# Kokanee



## goosefreak (Aug 20, 2009)

I talked my buddy into getting me out on his pontoon boat again, we had rods in the water by 6 am and finished our limits of koke’s by 8 am!

I had a blast, I love fishing for koke’s. My buddy ruined me last year with the Kokanee bug, I have a whole new perspective for fishing strawberry 

The fire is still lit up pretty good too!


----------



## DallanC (Jan 13, 2009)

Awesome


-DallanC


----------



## BPturkeys (Sep 13, 2007)

Very nice. What where you catching them on?


----------



## Fowlmouth (Oct 4, 2008)

You're supposed to throw the little one's back. :smile:


----------



## goosefreak (Aug 20, 2009)

BPturkeys said:


> Very nice.

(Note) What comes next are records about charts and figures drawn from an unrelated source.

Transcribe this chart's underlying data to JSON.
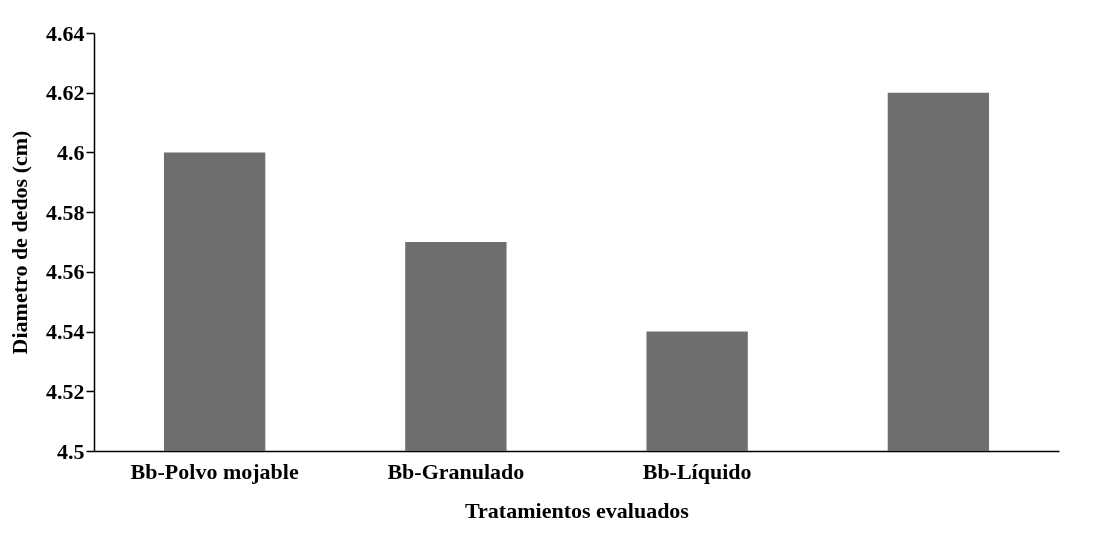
{
  "chart_data": {
    "type": "bar",
    "xlabel": "Tratamientos evaluados",
    "ylabel": "Diametro de dedos (cm)",
    "categories": [
      "Bb-Polvo mojable",
      "Bb-Granulado",
      "Bb-Líquido",
      null
    ],
    "values": [
      4.6,
      4.57,
      4.54,
      4.62
    ],
    "color": "#6e6e6e",
    "ylim": [
      4.5,
      4.64
    ],
    "yticks": [
      {
        "value": 4.5,
        "label": "4.5"
      },
      4.52,
      4.54,
      4.56,
      4.58,
      {
        "value": 4.6,
        "label": "4.6"
      },
      4.62,
      4.64
    ],
    "grid": false
  }
}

What where you catching them on?


not the usual squid bait like always but, using wedding rings this time, down at 50ft


----------



## DallanC (Jan 13, 2009)

Wow really? We haven't caught a kokanee on wedding rings in over 4 years. My goto is super-squids.


-DallanC


----------



## JerryH (Jun 17, 2014)

OMG Kokanee's my new favorite! What a great all around fish. Great fighters and delicious. I'm a late bloomer to kokanee, now I know what all the fuss is about. I've never targeted these before so I called my old friend Art from Kokanee Creek Tackle and he hooked me up and told us some tactics. 


I can't wait to get back up there. Kokes are almost as fun as shooting chinstraps.


----------



## goosefreak (Aug 20, 2009)

> Kokes are almost as fun as shooting chinstraps.

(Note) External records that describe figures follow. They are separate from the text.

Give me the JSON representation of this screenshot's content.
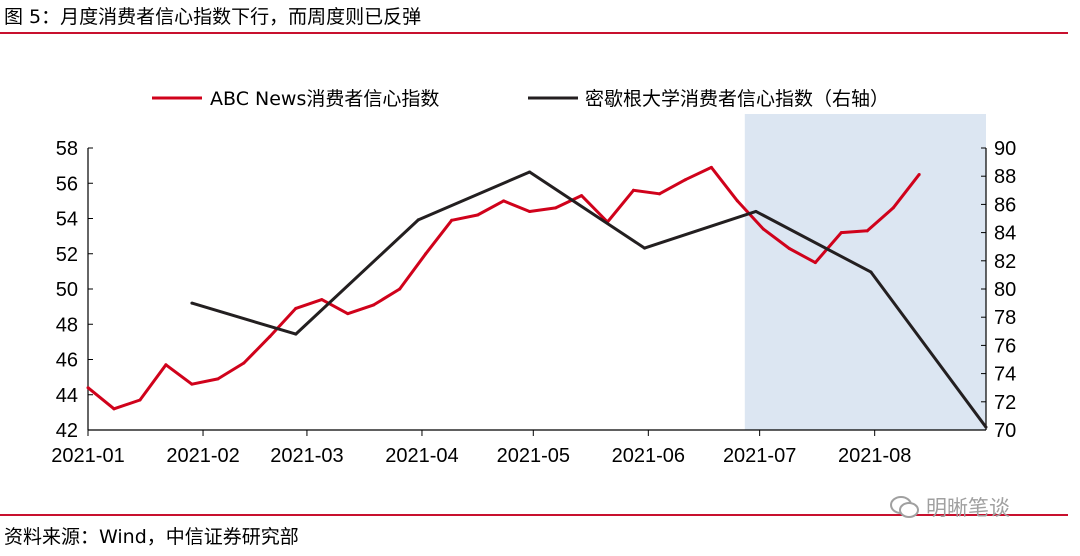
{
  "header": {
    "title": "图 5：月度消费者信心指数下行，而周度则已反弹"
  },
  "footer": {
    "source": "资料来源：Wind，中信证券研究部"
  },
  "watermark": {
    "text": "明晰笔谈",
    "icon": "wechat-icon"
  },
  "colors": {
    "series_red": "#d0021b",
    "series_black": "#231f20",
    "shade": "#dce6f2",
    "rule": "#c8102e"
  },
  "chart_data": {
    "type": "line",
    "legend_position": "top",
    "grid": false,
    "shaded_region": {
      "x_start": "2021-06-27",
      "x_end": "2021-08-31"
    },
    "x_axis": {
      "type": "date",
      "range": [
        "2021-01-01",
        "2021-08-31"
      ],
      "ticks": [
        "2021-01-01",
        "2021-02-01",
        "2021-03-01",
        "2021-04-01",
        "2021-05-01",
        "2021-06-01",
        "2021-07-01",
        "2021-08-01"
      ],
      "tick_labels": [
        "2021-01",
        "2021-02",
        "2021-03",
        "2021-04",
        "2021-05",
        "2021-06",
        "2021-07",
        "2021-08"
      ]
    },
    "y_left": {
      "ylim": [
        42,
        58
      ],
      "ticks": [
        42,
        44,
        46,
        48,
        50,
        52,
        54,
        56,
        58
      ]
    },
    "y_right": {
      "ylim": [
        70,
        90
      ],
      "ticks": [
        70,
        72,
        74,
        76,
        78,
        80,
        82,
        84,
        86,
        88,
        90
      ]
    },
    "series": [
      {
        "name": "ABC News消费者信心指数",
        "axis": "left",
        "color": "#d0021b",
        "points": [
          [
            "2021-01-01",
            44.4
          ],
          [
            "2021-01-08",
            43.2
          ],
          [
            "2021-01-15",
            43.7
          ],
          [
            "2021-01-22",
            45.7
          ],
          [
            "2021-01-29",
            44.6
          ],
          [
            "2021-02-05",
            44.9
          ],
          [
            "2021-02-12",
            45.8
          ],
          [
            "2021-02-19",
            47.3
          ],
          [
            "2021-02-26",
            48.9
          ],
          [
            "2021-03-05",
            49.4
          ],
          [
            "2021-03-12",
            48.6
          ],
          [
            "2021-03-19",
            49.1
          ],
          [
            "2021-03-26",
            50.0
          ],
          [
            "2021-04-02",
            52.0
          ],
          [
            "2021-04-09",
            53.9
          ],
          [
            "2021-04-16",
            54.2
          ],
          [
            "2021-04-23",
            55.0
          ],
          [
            "2021-04-30",
            54.4
          ],
          [
            "2021-05-07",
            54.6
          ],
          [
            "2021-05-14",
            55.3
          ],
          [
            "2021-05-21",
            53.8
          ],
          [
            "2021-05-28",
            55.6
          ],
          [
            "2021-06-04",
            55.4
          ],
          [
            "2021-06-11",
            56.2
          ],
          [
            "2021-06-18",
            56.9
          ],
          [
            "2021-06-25",
            55.0
          ],
          [
            "2021-07-02",
            53.4
          ],
          [
            "2021-07-09",
            52.3
          ],
          [
            "2021-07-16",
            51.5
          ],
          [
            "2021-07-23",
            53.2
          ],
          [
            "2021-07-30",
            53.3
          ],
          [
            "2021-08-06",
            54.6
          ],
          [
            "2021-08-13",
            56.5
          ]
        ]
      },
      {
        "name": "密歇根大学消费者信心指数（右轴）",
        "axis": "right",
        "color": "#231f20",
        "points": [
          [
            "2021-01-29",
            79.0
          ],
          [
            "2021-02-26",
            76.8
          ],
          [
            "2021-03-31",
            84.9
          ],
          [
            "2021-04-30",
            88.3
          ],
          [
            "2021-05-31",
            82.9
          ],
          [
            "2021-06-30",
            85.5
          ],
          [
            "2021-07-31",
            81.2
          ],
          [
            "2021-08-31",
            70.2
          ]
        ]
      }
    ]
  }
}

Wow now, let's not go crazy but, yeah kinda. I'm a late bloomer too. Now I look at rainbows and cutthroat as trash fish, maybe 1 step up from a carp.


----------



## goosefreak (Aug 20, 2009)

DallanC said:


> Wow really? We haven't caught a kokanee on wedding rings in over 4 years. My goto is super-squids.
> 
> -DallanC


Yeah, that's what my buddy said. He's a huge squid guy but, we ran wedding rings on this go and it seemed to work


----------



## JerryH (Jun 17, 2014)

Haven't Cutthroats have always been trash fish?


I was having trouble getting the kokes to the boat. 20 feet out I'd loose them. I bought a new kokanee rod and it was a night & day difference. It feels like a 3wt fly rod with a lot of give and put more fish in the boat. 


In a Pyrex dish we put a little soy sauce, olive oil and fresh rosemary from the garden and let it marinade for around 10 minutes. Then cooked it on the traeger.
Incredible! 


Its a shame you can't fillet them at Strawberry.


----------



## DallanC (Jan 13, 2009)

JerryH said:


> Haven't Cutthroats have always been trash fish?


No. IMO a cold water cutt is the tastiest salmonid there is.



> I was having trouble getting the kokes to the boat. 20 feet out I'd loose them. I bought a new kokanee rod and it was a night & day difference. It feels like a 3wt fly rod with a lot of give and put more fish in the boat.


Kokanee dont have the mouth bones other fish have, so its really easy to tear a hook loose. You have to walk a fine line of keeping pressure on the line, but not too much pressure. I love the long soft kokanee rods we finally bought. it makes a world of difference.



> In a Pyrex dish we put a little soy sauce, olive oil and fresh rosemary from the garden and let it marinade for around 10 minutes. Then cooked it on the traeger.
> Incredible!
> 
> Its a shame you can't fillet them at Strawberry.


-DallanC


----------



## Fowlmouth (Oct 4, 2008)

Anybody hear of anyone catching any tagged Kokes? or Rainbows for that matter.


----------



## goosefreak (Aug 20, 2009)

Fowlmouth said:


> Anybody hear of anyone catching any tagged Kokes? or Rainbows for that matter.


Oh, so thats what that was on my koke? i just tossed it in the trash :grin:


----------



## JerryH (Jun 17, 2014)

Made it back up to the Berry yesterday. The kokes were a little shy but we managed a few. The cutts were a PIA. I hate them, you can't keep them away from any rig. They're worse than spoonbills!!


Here's a few pics of a great sunrise and my granddaughter helping me prepping some kokes for the smoker.


----------



## hunting777 (May 3, 2009)

jerryh said:


> made it back up to the berry yesterday. The kokes were a little shy but we managed a few. The cutts were a pia. I hate them, you can't keep them away from any rig. They're worse than spoonbills!!
> 
> Here's a few pics of a great sunrise and my granddaughter helping me prepping some kokes for the smoker.


those are some good size filets!


----------